On parle souvent d'une meilleure précision des coordonnées A-GPS comparées aux coordonnées GPS seules. Etes-vous de cet avis ?

Une partie du positionnement A-GPS permet d'éviter « l'effet Canyon » tant qu'on ne perd pas le réseau mobile. En effet, dans ces mêmes zones, si le mobile cesse de capter le réseau GSM, l'interrogation des serveurs A-GPS cessera également empêchant de ce fait d'obtenir de nouvelles coordonnées précises.

Dans un parking, pour peu que l'on capte encore un signal GSM, le terminal peut être encore en liaison avec le réseau et est capable d'aller chercher l'information de positionnement. Cependant, dans ce cas, on perd de la précision, nos tests sur une technologie Alcatel nous montrant alors que notre précision n'était que de l'ordre de 20 mètres.

Que doivent faire les opérateurs mobiles pour êtres compatibles avec le A-GPS ? Le sont-ils aujourd'hui ?

Lors de nos différentes expérimentations, nous avons travaillé principalement avec les opérateurs Orange et SFR. Pour Bouygues Télécom, nous n'avons pour le moment pas de contact avec eux sur ce point.

Néanmoins, en terme d'investissement par l'opérateur mobile, celui-ci est aussi bien matériel, des machines et des antennes GPS côté serveur étant nécessaires pour capter des satellites, qu'humain, pour veiller au bon fonctionnement de la technologie.

Aujourd'hui il existe un certain Lobby de la part des constructeurs de matériel comme Alcatel mais également de terminaux comme Motorola ou encore d'éditeurs de logiciels comme nous pour tenter d'accélérer le déploiement de la technologie via les différents opérateurs mobiles présents en France. Des projets A-GPS sont actuellement en cours et je pense que l'on devrait voir les premières offres commerciales présentées par les opérateurs dans le courant de l'année 2006, à moins que ceux-ci accélèrent très rapidement la mise en place de la technologie. Actuellement ils sont en phase de réflexion et de pilote.

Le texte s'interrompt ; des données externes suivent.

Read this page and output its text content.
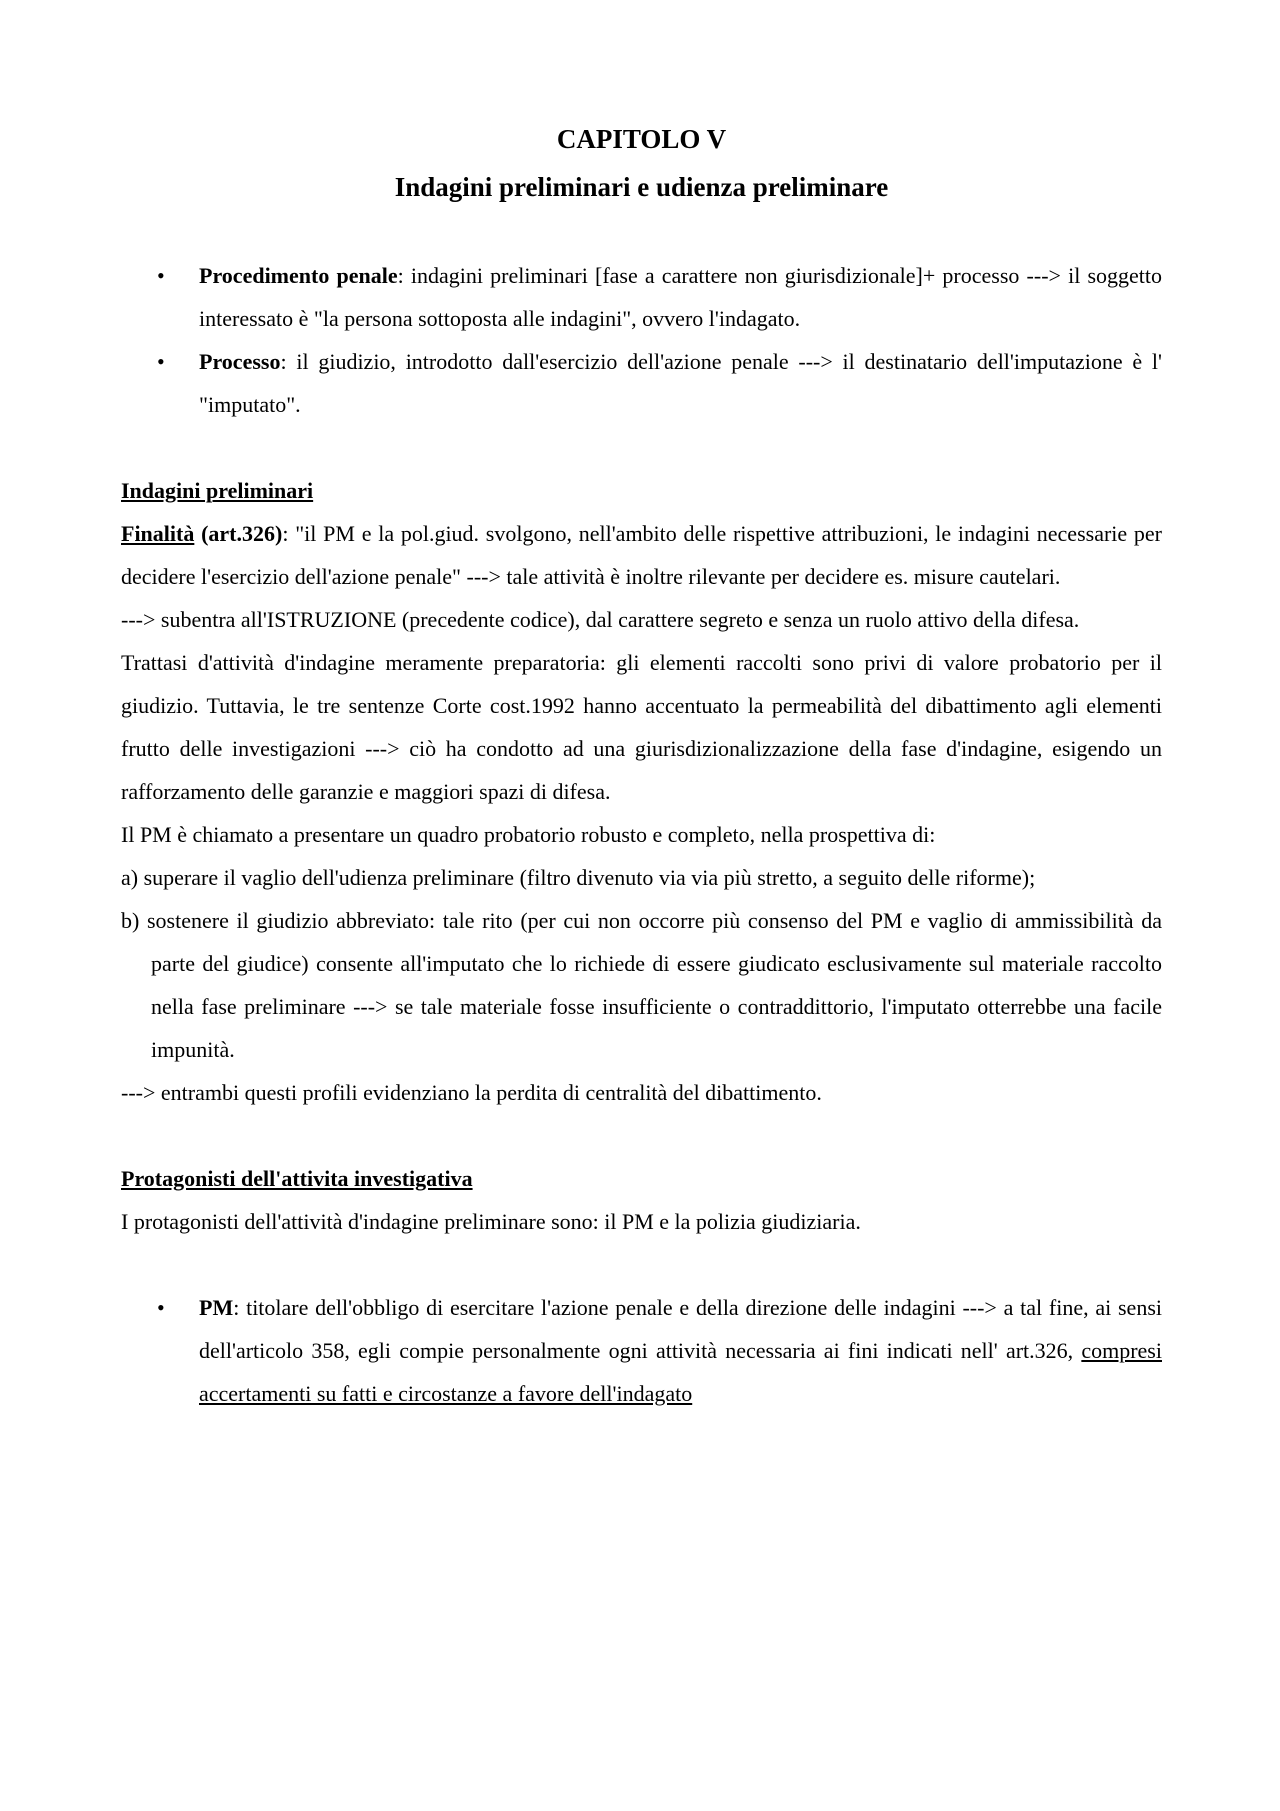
CAPITOLO V
Indagini preliminari e udienza preliminare
• Procedimento penale: indagini preliminari [fase a carattere non giurisdizionale]+ processo ---> il soggetto interessato è "la persona sottoposta alle indagini", ovvero l'indagato.
• Processo: il giudizio, introdotto dall'esercizio dell'azione penale ---> il destinatario dell'imputazione è l' "imputato".
Indagini preliminari

Finalità (art.326): "il PM e la pol.giud. svolgono, nell'ambito delle rispettive attribuzioni, le indagini necessarie per decidere l'esercizio dell'azione penale" ---> tale attività è inoltre rilevante per decidere es. misure cautelari.

---> subentra all'ISTRUZIONE (precedente codice), dal carattere segreto e senza un ruolo attivo della difesa.

Trattasi d'attività d'indagine meramente preparatoria: gli elementi raccolti sono privi di valore probatorio per il giudizio. Tuttavia, le tre sentenze Corte cost.1992 hanno accentuato la permeabilità del dibattimento agli elementi frutto delle investigazioni ---> ciò ha condotto ad una giurisdizionalizzazione della fase d'indagine, esigendo un rafforzamento delle garanzie e maggiori spazi di difesa.

Il PM è chiamato a presentare un quadro probatorio robusto e completo, nella prospettiva di:

a) superare il vaglio dell'udienza preliminare (filtro divenuto via via più stretto, a seguito delle riforme);

b) sostenere il giudizio abbreviato: tale rito (per cui non occorre più consenso del PM e vaglio di ammissibilità da parte del giudice) consente all'imputato che lo richiede di essere giudicato esclusivamente sul materiale raccolto nella fase preliminare ---> se tale materiale fosse insufficiente o contraddittorio, l'imputato otterrebbe una facile impunità.

---> entrambi questi profili evidenziano la perdita di centralità del dibattimento.

Protagonisti dell'attivita investigativa

I protagonisti dell'attività d'indagine preliminare sono: il PM e la polizia giudiziaria.

• PM: titolare dell'obbligo di esercitare l'azione penale e della direzione delle indagini ---> a tal fine, ai sensi dell'articolo 358, egli compie personalmente ogni attività necessaria ai fini indicati nell' art.326, compresi accertamenti su fatti e circostanze a favore dell'indagato
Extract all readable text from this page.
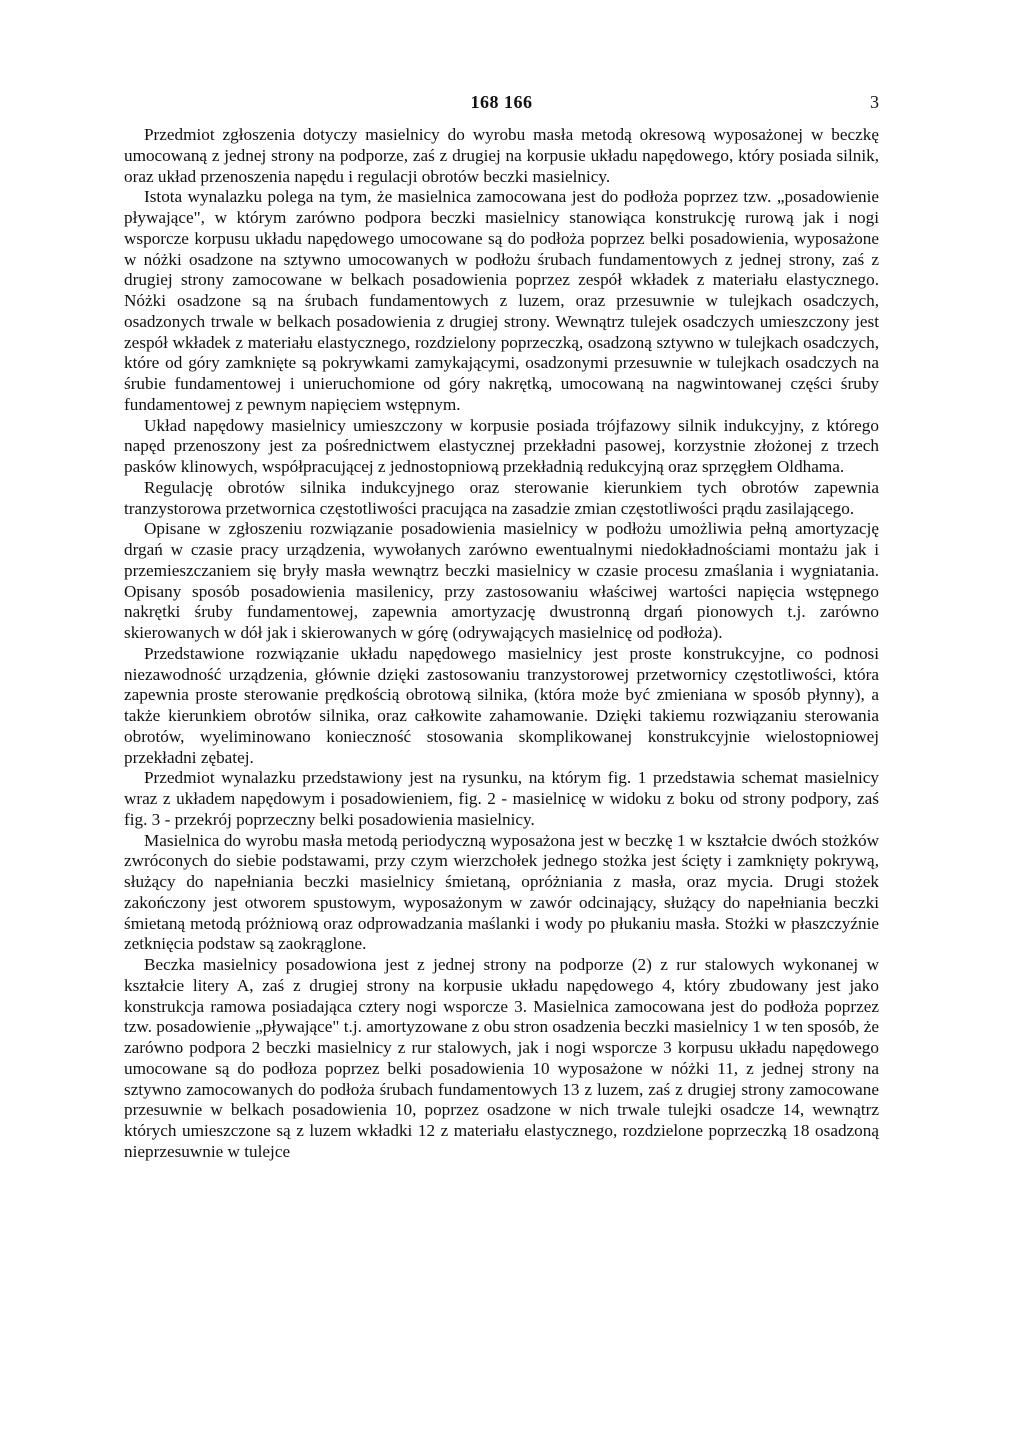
168 166	3

Przedmiot zgłoszenia dotyczy masielnicy do wyrobu masła metodą okresową wyposażonej w beczkę umocowaną z jednej strony na podporze, zaś z drugiej na korpusie układu napędowego, który posiada silnik, oraz układ przenoszenia napędu i regulacji obrotów beczki masielnicy.

Istota wynalazku polega na tym, że masielnica zamocowana jest do podłoża poprzez tzw. „posadowienie pływające", w którym zarówno podpora beczki masielnicy stanowiąca konstrukcję rurową jak i nogi wsporcze korpusu układu napędowego umocowane są do podłoża poprzez belki posadowienia, wyposażone w nóżki osadzone na sztywno umocowanych w podłożu śrubach fundamentowych z jednej strony, zaś z drugiej strony zamocowane w belkach posadowienia poprzez zespół wkładek z materiału elastycznego. Nóżki osadzone są na śrubach fundamentowych z luzem, oraz przesuwnie w tulejkach osadczych, osadzonych trwale w belkach posadowienia z drugiej strony. Wewnątrz tulejek osadczych umieszczony jest zespół wkładek z materiału elastycznego, rozdzielony poprzeczką, osadzoną sztywno w tulejkach osadczych, które od góry zamknięte są pokrywkami zamykającymi, osadzonymi przesuwnie w tulejkach osadczych na śrubie fundamentowej i unieruchomione od góry nakrętką, umocowaną na nagwintowanej części śruby fundamentowej z pewnym napięciem wstępnym.

Układ napędowy masielnicy umieszczony w korpusie posiada trójfazowy silnik indukcyjny, z którego napęd przenoszony jest za pośrednictwem elastycznej przekładni pasowej, korzystnie złożonej z trzech pasków klinowych, współpracującej z jednostopniową przekładnią redukcyjną oraz sprzęgłem Oldhama.

Regulację obrotów silnika indukcyjnego oraz sterowanie kierunkiem tych obrotów zapewnia tranzystorowa przetwornica częstotliwości pracująca na zasadzie zmian częstotliwości prądu zasilającego.

Opisane w zgłoszeniu rozwiązanie posadowienia masielnicy w podłożu umożliwia pełną amortyzację drgań w czasie pracy urządzenia, wywołanych zarówno ewentualnymi niedokładnościami montażu jak i przemieszczaniem się bryły masła wewnątrz beczki masielnicy w czasie procesu zmaślania i wygniatania. Opisany sposób posadowienia masilenicy, przy zastosowaniu właściwej wartości napięcia wstępnego nakrętki śruby fundamentowej, zapewnia amortyzację dwustronną drgań pionowych t.j. zarówno skierowanych w dół jak i skierowanych w górę (odrywających masielnicę od podłoża).

Przedstawione rozwiązanie układu napędowego masielnicy jest proste konstrukcyjne, co podnosi niezawodność urządzenia, głównie dzięki zastosowaniu tranzystorowej przetwornicy częstotliwości, która zapewnia proste sterowanie prędkością obrotową silnika, (która może być zmieniana w sposób płynny), a także kierunkiem obrotów silnika, oraz całkowite zahamowanie. Dzięki takiemu rozwiązaniu sterowania obrotów, wyeliminowano konieczność stosowania skomplikowanej konstrukcyjnie wielostopniowej przekładni zębatej.

Przedmiot wynalazku przedstawiony jest na rysunku, na którym fig. 1 przedstawia schemat masielnicy wraz z układem napędowym i posadowieniem, fig. 2 - masielnicę w widoku z boku od strony podpory, zaś fig. 3 - przekrój poprzeczny belki posadowienia masielnicy.

Masielnica do wyrobu masła metodą periodyczną wyposażona jest w beczkę 1 w kształcie dwóch stożków zwróconych do siebie podstawami, przy czym wierzchołek jednego stożka jest ścięty i zamknięty pokrywą, służący do napełniania beczki masielnicy śmietaną, opróżniania z masła, oraz mycia. Drugi stożek zakończony jest otworem spustowym, wyposażonym w zawór odcinający, służący do napełniania beczki śmietaną metodą próżniową oraz odprowadzania maślanki i wody po płukaniu masła. Stożki w płaszczyźnie zetknięcia podstaw są zaokrąglone.

Beczka masielnicy posadowiona jest z jednej strony na podporze (2) z rur stalowych wykonanej w kształcie litery A, zaś z drugiej strony na korpusie układu napędowego 4, który zbudowany jest jako konstrukcja ramowa posiadająca cztery nogi wsporcze 3. Masielnica zamocowana jest do podłoża poprzez tzw. posadowienie „pływające" t.j. amortyzowane z obu stron osadzenia beczki masielnicy 1 w ten sposób, że zarówno podpora 2 beczki masielnicy z rur stalowych, jak i nogi wsporcze 3 korpusu układu napędowego umocowane są do podłoza poprzez belki posadowienia 10 wyposażone w nóżki 11, z jednej strony na sztywno zamocowanych do podłoża śrubach fundamentowych 13 z luzem, zaś z drugiej strony zamocowane przesuwnie w belkach posadowienia 10, poprzez osadzone w nich trwale tulejki osadcze 14, wewnątrz których umieszczone są z luzem wkładki 12 z materiału elastycznego, rozdzielone poprzeczką 18 osadzoną nieprzesuwnie w tulejce
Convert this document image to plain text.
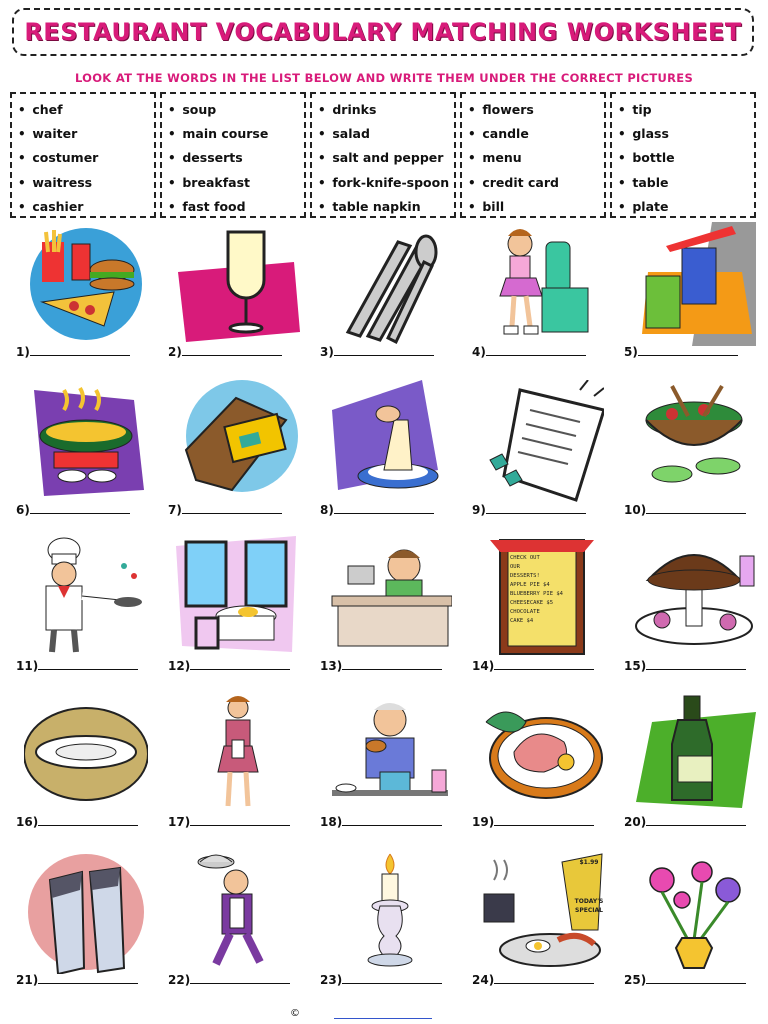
RESTAURANT VOCABULARY MATCHING WORKSHEET
LOOK AT THE WORDS IN THE LIST BELOW AND WRITE THEM UNDER THE CORRECT PICTURES
• chef
• waiter
• costumer
• waitress
• cashier
• soup
• main course
• desserts
• breakfast
• fast food
• drinks
• salad
• salt and pepper
• fork-knife-spoon
• table napkin
• flowers
• candle
• menu
• credit card
• bill
• tip
• glass
• bottle
• table
• plate
1)	2)	3)	4)	5)
6)	7)	8)	9)	10)
11)	12)	13)
CHECK OUT
OUR
DESSERTS!
APPLE PIE $4
BLUEBERRY PIE $4
CHEESECAKE $5
CHOCOLATE
CAKE $4
14)	15)
16)	17)	18)	19)	20)
21)	22)	23)
$1.99
TODAY'S SPECIAL
24)	25)
©
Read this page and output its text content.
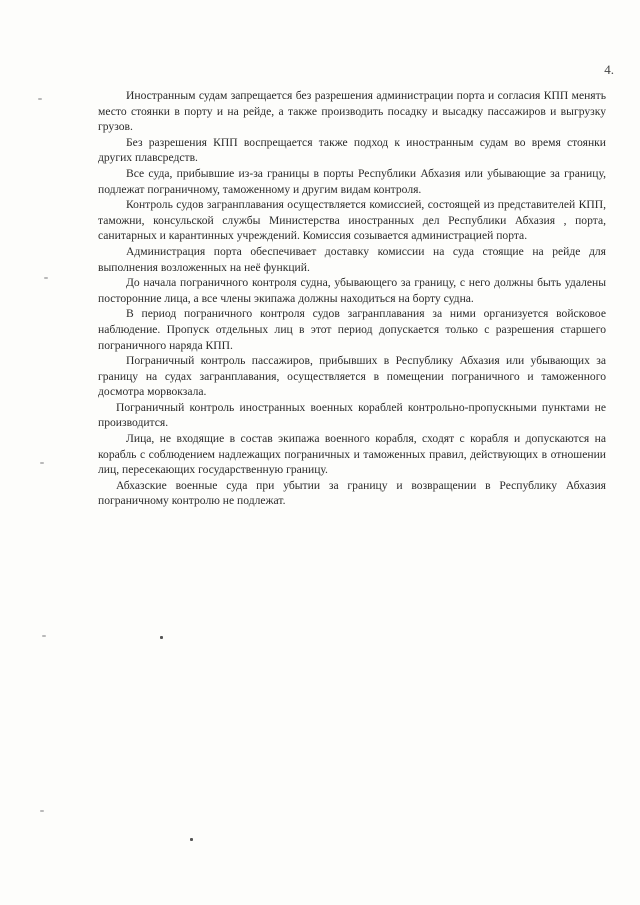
4.

Иностранным судам запрещается без разрешения администрации порта и согласия КПП менять место стоянки в порту и на рейде, а также производить посадку и высадку пассажиров и выгрузку грузов.

Без разрешения КПП воспрещается также подход к иностранным судам во время стоянки других плавсредств.

Все суда, прибывшие из-за границы в порты Республики Абхазия или убывающие за границу, подлежат пограничному, таможенному и другим видам контроля.

Контроль судов загранплавания осуществляется комиссией, состоящей из представителей КПП, таможни, консульской службы Министерства иностранных дел Республики Абхазия , порта, санитарных и карантинных учреждений. Комиссия созывается администрацией порта.

Администрация порта обеспечивает доставку комиссии на суда стоящие на рейде для выполнения возложенных на неё функций.

До начала пограничного контроля судна, убывающего за границу, с него должны быть удалены посторонние лица, а все члены экипажа должны находиться на борту судна.

В период пограничного контроля судов загранплавания за ними организуется войсковое наблюдение. Пропуск отдельных лиц в этот период допускается только с разрешения старшего пограничного наряда КПП.

Пограничный контроль пассажиров, прибывших в Республику Абхазия или убывающих за границу на судах загранплавания, осуществляется в помещении пограничного и таможенного досмотра морвокзала.

Пограничный контроль иностранных военных кораблей контрольно-пропускными пунктами не производится.

Лица, не входящие в состав экипажа военного корабля, сходят с корабля и допускаются на корабль с соблюдением надлежащих пограничных и таможенных правил, действующих в отношении лиц, пересекающих государственную границу.

Абхазские военные суда при убытии за границу и возвращении в Республику Абхазия пограничному контролю не подлежат.
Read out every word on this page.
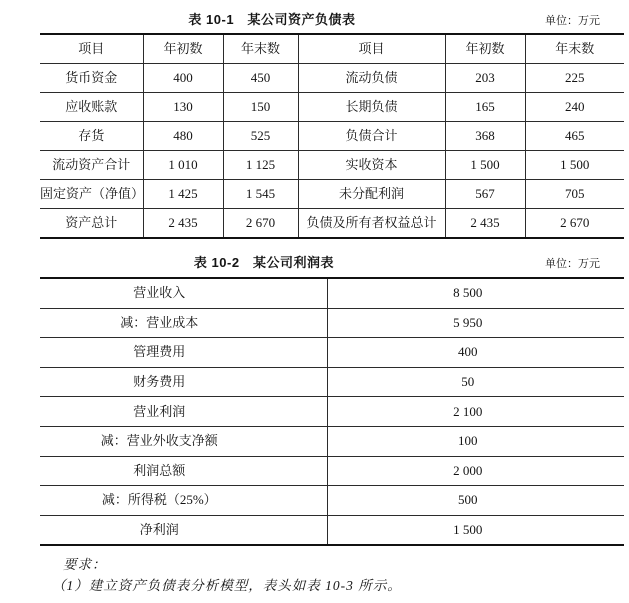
表 10-1　某公司资产负债表	单位：万元
项目	年初数	年末数	项目	年初数	年末数
货币资金	400	450	流动负债	203	225
应收账款	130	150	长期负债	165	240
存货	480	525	负债合计	368	465
流动资产合计	1 010	1 125	实收资本	1 500	1 500
固定资产（净值）	1 425	1 545	未分配利润	567	705
资产总计	2 435	2 670	负债及所有者权益总计	2 435	2 670
表 10-2　某公司利润表	单位：万元
营业收入	8 500
减：营业成本	5 950
管理费用	400
财务费用	50
营业利润	2 100
减：营业外收支净额	100
利润总额	2 000
减：所得税（25%）	500
净利润	1 500
要求：
（1）建立资产负债表分析模型，表头如表 10-3 所示。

Le A-GPS changera-t-il les usages des utilisateurs de technologies GPS ? De nouveaux usages seront-ils à cette occasion créés ?

La technologie est vraiment intéressante et actuellement fonctionnelle. Nous en sommes cependant au démarrage en ce qui concerne son développement commercial. C'est une technologie prometteuse en terme de services qui pourront être offerts aux particuliers ou aux entreprises.

Je pense aux systèmes de navigation classiques, à la recherche de proximité (restaurant le plus proche, hopital le plus proche ...), au suivi de force mobile (suivi de véhicules ou d'indivus) mais également aux applications de gestion de l'assistance et de sécurité avec des possibilités nouvelles d'être géo localisé précisément en cas d'accident ou malaise par exemple.

Qu'est-ce qui bloque aujourd'hui la disponibilité effective d'une telle technologie ?

Ce sont les opérateurs mobiles qui ne poussent pas les différents constructeurs à commercialiser rapidement de nouveaux appareils de poche A-GPS comme le Motorola A1000 ou encore le PDAPhone hw6515 de HP, vu que les serveurs A-GPS auprès des différents opérateurs Français ne sont pas encore prêts. Inversement, de tels appareils n'étant pas encore répandus, les opérateurs tardent à équiper leur infrastructure de serveurs A-GPS.

Cependant, la situation risque de vite évoluer sachant que le monde des télécoms commence à s'intéresser fortement à cette technologie, ceci avec par exemple le récent investissement de Siemens dans une société A-GPS nommée GlobalLocate « NDLR : qui s'occupe du chipset A-GPS du PDAPhone HP hw6515 ».

Ludovic Broquereau, je vous remercie.